Хенават смотрела ввысь и не находила подтверждения пророчеству легенд. Нет, луна получила смертельный удар. Она умирает. Но сеть не готова ее освободить, а луна — сестра, вечно холодная, вечно смутная, следит. Она ли убила соперницу? Рада ли она смотреть на предсмертные судороги сестры? Взор Хенават скользнул южнее, к близящимся нефритовым копьям. Небеса поистине вступили в войну.

— Чаю, Хенават?

Она оторвалась от созерцания неба, увидела двух женщин у костерка с дымящимся котелком. — Шельмеза, Рефела.

Рефела, предложившая чаю, подняла третью чашку. — Мы каждую ночь видим, как ты проходишь мимо, Майб. Беспокойство твое очевидно. Не сядешь с нами? Пусть ноги отдохнут.

— Я убегаю от повитух, — сказала Хенават и нерешительно подковыляла к ним. — Пробуждающие Семя жестоки — ну казалось бы, что такого в яйце?

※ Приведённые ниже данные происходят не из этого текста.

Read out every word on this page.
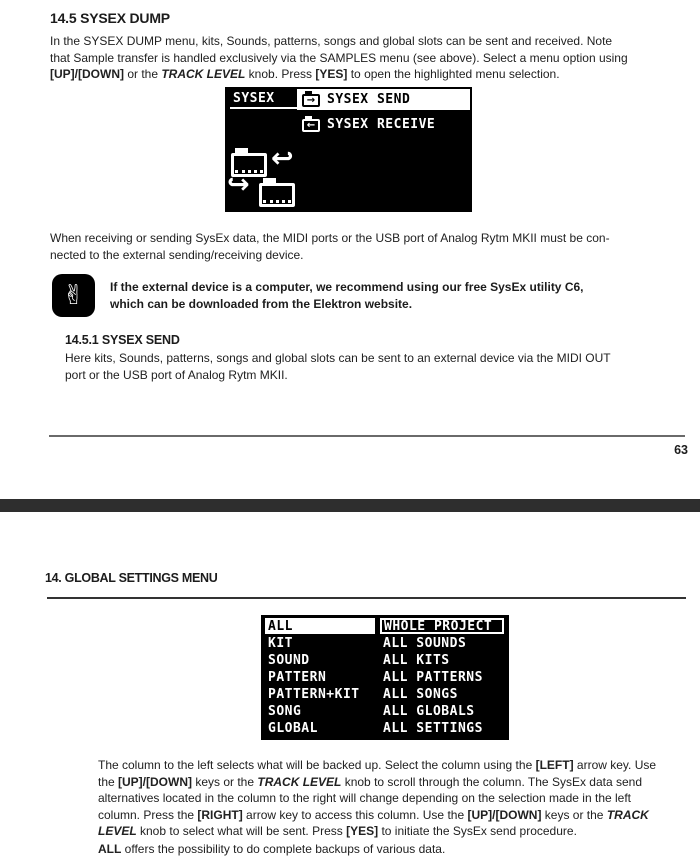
14.5 SYSEX DUMP
In the SYSEX DUMP menu, kits, Sounds, patterns, songs and global slots can be sent and received. Note
that Sample transfer is handled exclusively via the SAMPLES menu (see above). Select a menu option using
[UP]/[DOWN] or the TRACK LEVEL knob. Press [YES] to open the highlighted menu selection.
SYSEX	→ SYSEX SEND
← SYSEX RECEIVE
↩
↪
When receiving or sending SysEx data, the MIDI ports or the USB port of Analog Rytm MKII must be con-
nected to the external sending/receiving device.
✌ If the external device is a computer, we recommend using our free SysEx utility C6,
which can be downloaded from the Elektron website.
14.5.1 SYSEX SEND
Here kits, Sounds, patterns, songs and global slots can be sent to an external device via the MIDI OUT
port or the USB port of Analog Rytm MKII.
63
14. GLOBAL SETTINGS MENU
ALL
KIT
SOUND
PATTERN
PATTERN+KIT
SONG
GLOBAL
WHOLE PROJECT
ALL SOUNDS
ALL KITS
ALL PATTERNS
ALL SONGS
ALL GLOBALS
ALL SETTINGS
The column to the left selects what will be backed up. Select the column using the [LEFT] arrow key. Use
the [UP]/[DOWN] keys or the TRACK LEVEL knob to scroll through the column. The SysEx data send
alternatives located in the column to the right will change depending on the selection made in the left
column. Press the [RIGHT] arrow key to access this column. Use the [UP]/[DOWN] keys or the TRACK
LEVEL knob to select what will be sent. Press [YES] to initiate the SysEx send procedure.
ALL offers the possibility to do complete backups of various data.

Думаю, нам хватило бы одного размером в пальмовый орех.

Шельмаза тихо и сухо засмеялась: — Надеюсь, не такого же твердого.

— Или волосатого, — добавила Рефела.

Теперь смеялись обе воительницы.

Хенават села, медленно, постанывая. Теперь костерок оказался в окружении треугольника. Приняла чашку, поглядела на жидкость, бурую в пляшущем свете. Из Болкандо. — Значит, вы не все им обратно продали.

— Только бесполезное, — сказала Рефела. — У них таких вещей полно.

— Вот почему мы так различны, — заметила Шельмеза. — Мы не изобретаем бесполезные вещи и не придумываем вздорных желаний. Если цивилизованность — как они любят говорить — имеет правильное определение, то вот оно. Как думаешь, Майб?

Древнее уважительное имя для беременной было приятно Хенават. Эти женщины молоды, однако помнят старые пути, знают, как уважить соплеменников. — Тут ты можешь быть права, Шельмеза. Но я гадаю, не определяют ли цивилизованность привычки, порождающие ненужные вещи и придающие им преувеличенную ценность. Привилегия делать ненужные вещи для них важна — она означает богатство, избыток, возможность жить праздно.

— Мудрые слова, — пробормотала Рефела.

— А чай уж больно сладок, — ответила Хенават.

Молодая женщина улыбнулась, без обиды принимая мягкое предостережение.

— Дитя толкается, — продолжила Хенават, — и тем возвещает истину о грядущих годах. Они, верно, будут безумными. — Она отпила чай. — Что это?

— Сафийский напиток, — ответила Шельмеза. — Говорят, успокаивает желудок, а с этой иноземной едой такое свойство очень кстати.

— Может, и ребенка успокоит, — добавила Рефела.

— Или сразу убьет. Ну, меня это не особо волнует. Слушайте же предостережение жалкого сосуда: устройте себе один разок и на том успокойтесь. Не слушайте змеиного шепота о благословенной беременности. Змея лжет, чтобы исказить память. Пока ничего не остается в черепе, кроме облаков и цветочного аромата — и тогда вы делаете это снова и снова.

— Зачем лгать змеям, Майб? Разве дети — не величайший дар женщинам?

— Так мы и твердим себе и другим. — Она снова отпила чаю. Язык жгло, будто она лизнула стручок перца. — Но недавно мы с мужем пригласили детей на семейный пир, и о как мы пировали! Словно голодные волки, решающие, кого между собой можно считать заблудшим теленком. Всю ночь дети тянули на себя окровавленную шкуру, и каждому довелось хотя бы раз ее надеть; а под конец они решили завернуть в ту мерзкую шкуру нас обоих. Поистине достопамятное воссоединение.

Молодые женщины промолчали.

— Родители, — продолжала Хенават, — могут решить заиметь детей, но не могут выбрать себе детей. Как и дети — родителей. Это любовь, да, но и война тоже. Сочувствие и яд зависти. Это мир, это перемирие между схватками утомленных сил. Иногда случается искренняя радость, но раз за разом эти драгоценные моменты всё короче, и на лицах вы читаете намеки горя, словно сознаете: миг прошел и вы будете вспоминать его как навеки потерянную вещь. Можно ли тосковать об исчезнувшем мгновение назад? Можно, и вкус у этого воспоминания горько-сладкий.